The Mile End Road runs from the City to the East End of London – the traditional home of its new migrant populations. And at its destination is the place where the Peasants' Revolt ended in 1381.

Its history and its location is precisely why Danny Blanchflower and I call ourselves the Mile End Road economists – creating a perspective on economics that few in the profession dare promote.

The audio version of this video is here:

The transcript is:


What's the view from the Mile End Road?

That is something that Professor Danny Blanchflower, now of Dartmouth College in the USA, but who was for a long time based here in the UK, and who is British, and who was a member of the Monetary Policy Committee at the Bank of England from 2006 to 2009, and I are asking.
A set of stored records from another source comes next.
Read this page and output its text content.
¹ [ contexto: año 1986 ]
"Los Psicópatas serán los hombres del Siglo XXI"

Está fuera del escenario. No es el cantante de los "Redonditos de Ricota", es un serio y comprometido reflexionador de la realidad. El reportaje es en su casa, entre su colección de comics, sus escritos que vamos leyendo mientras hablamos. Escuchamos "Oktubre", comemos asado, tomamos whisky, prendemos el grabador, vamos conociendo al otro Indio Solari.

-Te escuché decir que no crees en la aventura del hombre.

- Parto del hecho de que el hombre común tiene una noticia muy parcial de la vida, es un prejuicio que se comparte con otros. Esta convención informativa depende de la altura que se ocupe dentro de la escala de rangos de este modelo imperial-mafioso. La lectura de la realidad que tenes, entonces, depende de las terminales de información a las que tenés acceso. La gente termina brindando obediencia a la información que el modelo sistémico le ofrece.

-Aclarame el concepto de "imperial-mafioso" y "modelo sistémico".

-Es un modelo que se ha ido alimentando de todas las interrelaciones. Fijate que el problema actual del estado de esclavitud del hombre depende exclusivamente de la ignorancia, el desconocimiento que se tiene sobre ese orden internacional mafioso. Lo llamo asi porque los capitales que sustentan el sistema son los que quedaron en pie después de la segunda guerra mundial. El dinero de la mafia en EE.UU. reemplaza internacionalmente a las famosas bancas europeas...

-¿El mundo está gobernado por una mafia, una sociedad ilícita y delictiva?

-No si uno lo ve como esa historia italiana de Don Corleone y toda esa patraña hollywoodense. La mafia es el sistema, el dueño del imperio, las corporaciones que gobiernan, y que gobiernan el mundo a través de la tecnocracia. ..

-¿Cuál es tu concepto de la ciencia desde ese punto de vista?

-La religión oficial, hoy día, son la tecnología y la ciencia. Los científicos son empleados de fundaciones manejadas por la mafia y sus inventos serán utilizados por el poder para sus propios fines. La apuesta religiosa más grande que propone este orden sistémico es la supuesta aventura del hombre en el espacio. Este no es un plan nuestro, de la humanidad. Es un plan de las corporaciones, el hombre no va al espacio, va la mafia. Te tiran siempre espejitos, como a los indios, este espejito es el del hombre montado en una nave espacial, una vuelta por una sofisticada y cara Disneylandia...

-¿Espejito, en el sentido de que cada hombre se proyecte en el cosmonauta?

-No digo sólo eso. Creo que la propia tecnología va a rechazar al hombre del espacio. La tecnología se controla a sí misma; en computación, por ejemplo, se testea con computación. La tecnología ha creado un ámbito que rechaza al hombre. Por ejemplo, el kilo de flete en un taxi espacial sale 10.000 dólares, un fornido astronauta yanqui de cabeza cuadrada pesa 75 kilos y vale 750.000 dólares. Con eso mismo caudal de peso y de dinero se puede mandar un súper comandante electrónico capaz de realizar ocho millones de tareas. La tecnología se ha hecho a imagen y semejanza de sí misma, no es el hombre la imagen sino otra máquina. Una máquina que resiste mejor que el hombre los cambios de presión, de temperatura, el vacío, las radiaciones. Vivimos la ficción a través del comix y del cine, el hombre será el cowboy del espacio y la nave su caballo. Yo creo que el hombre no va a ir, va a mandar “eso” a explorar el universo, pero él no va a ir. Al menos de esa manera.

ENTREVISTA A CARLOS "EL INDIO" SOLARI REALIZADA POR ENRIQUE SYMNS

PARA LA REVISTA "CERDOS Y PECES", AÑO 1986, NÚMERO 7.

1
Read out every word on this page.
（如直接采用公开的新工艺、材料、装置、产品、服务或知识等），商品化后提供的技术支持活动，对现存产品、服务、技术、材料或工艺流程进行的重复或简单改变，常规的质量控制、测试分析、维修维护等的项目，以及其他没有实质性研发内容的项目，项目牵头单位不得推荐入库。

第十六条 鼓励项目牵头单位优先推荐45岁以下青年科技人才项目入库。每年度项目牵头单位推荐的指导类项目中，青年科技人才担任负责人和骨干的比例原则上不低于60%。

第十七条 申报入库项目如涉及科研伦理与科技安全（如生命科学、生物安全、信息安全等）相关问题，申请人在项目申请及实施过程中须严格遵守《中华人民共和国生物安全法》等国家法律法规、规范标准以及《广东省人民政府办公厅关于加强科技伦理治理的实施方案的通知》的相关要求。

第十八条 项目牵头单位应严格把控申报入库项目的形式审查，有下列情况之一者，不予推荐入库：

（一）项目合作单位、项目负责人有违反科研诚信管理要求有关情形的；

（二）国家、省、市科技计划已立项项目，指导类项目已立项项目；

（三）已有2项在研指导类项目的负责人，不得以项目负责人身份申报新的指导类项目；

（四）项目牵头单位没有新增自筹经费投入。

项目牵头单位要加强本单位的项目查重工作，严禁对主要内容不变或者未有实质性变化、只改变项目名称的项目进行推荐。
Why are we talking about the Mile End Road? Partly because that's where Danny did his PhD, because he was at Queen Mary, University of London at the time, and that is based on the Mile End Road.

But perhaps much more poignantly, the Mile End Road is the road out of the City of London towards the East End.

And at the far end of it, one mile out, unsurprisingly, was the place where the Peasants Revolt ended in the 14th century. They were put down, but the point was that in the Mile End Road people came together to discuss the alternatives to the position put forward by the City.

And that's precisely what Danny and I are seeking to do by calling ourselves the Mile End Road Economists. We are taking the view from outside the City wall.

Most people engaged in economics take the view from inside the City wall, and one of the things that both Danny and I have been shocked about is how few economists are willing to put their heads above the parapet and say there is something wrong with that view that comes from within the City of London, and which is replicated in the UK Treasury, which is dedicated, as we all know, to the economics of austerity.

We are not. We believe that what is being done by Rachel Reeves since she became Chancellor in July is deeply dangerous for the people of this country.

It looks as if she is heading to deliver Austerity 2.0, the first version having been delivered 2010. That will be her prescription when she goes to the dispatch box in October to deliver her first budget. And we think she's making a fundamental mistake.

We believe that the people of the UK are desperate for economic reform. Labour promised change in its manifesto, but it has given no indication that it's going to deliver it, at all. Instead, it has promised us pain.

Danny does a great deal of work about the relationship between happiness and economics. He shows that people understand what pain is, can anticipate it, and as a consequence, are very able to assess the true state of our economy.

The true state of our economy is that we're going to be in deep trouble. Danny and I think that somebody has to stand up and oppose what Rachel Reeves is doing, loudly and clearly and in a way that the media will notice.

Danny has a high profile, higher profile than I do, almost certainly. But I have a useful profile because of the work that I do on this YouTube channel, on my blog, on TikTok and elsewhere. Together, bringing our different approaches to academic research and publication and our combined experience of politics and our wish to make the world a better place, we will be making a lot of noise.

The whole point of that noise will be to challenge what Rachel Reeves and Keir Starmer will be doing.

The view from the Mile End Road is, in our opinion, that these two are already failing.

The view from the Mile End Road is that, in our opinion, they need not do so.

We will focus on practical solutions.

We will create the agendas that people can put forward to suggest there are alternatives to austerity and the desperate concentration of economic power that Labour appear to be proposing for the City of London and large corporations.

We will be presenting an alternative economic narrative.

That is why the view from the Mile End Road matters, because this is the economics of the people of the UK.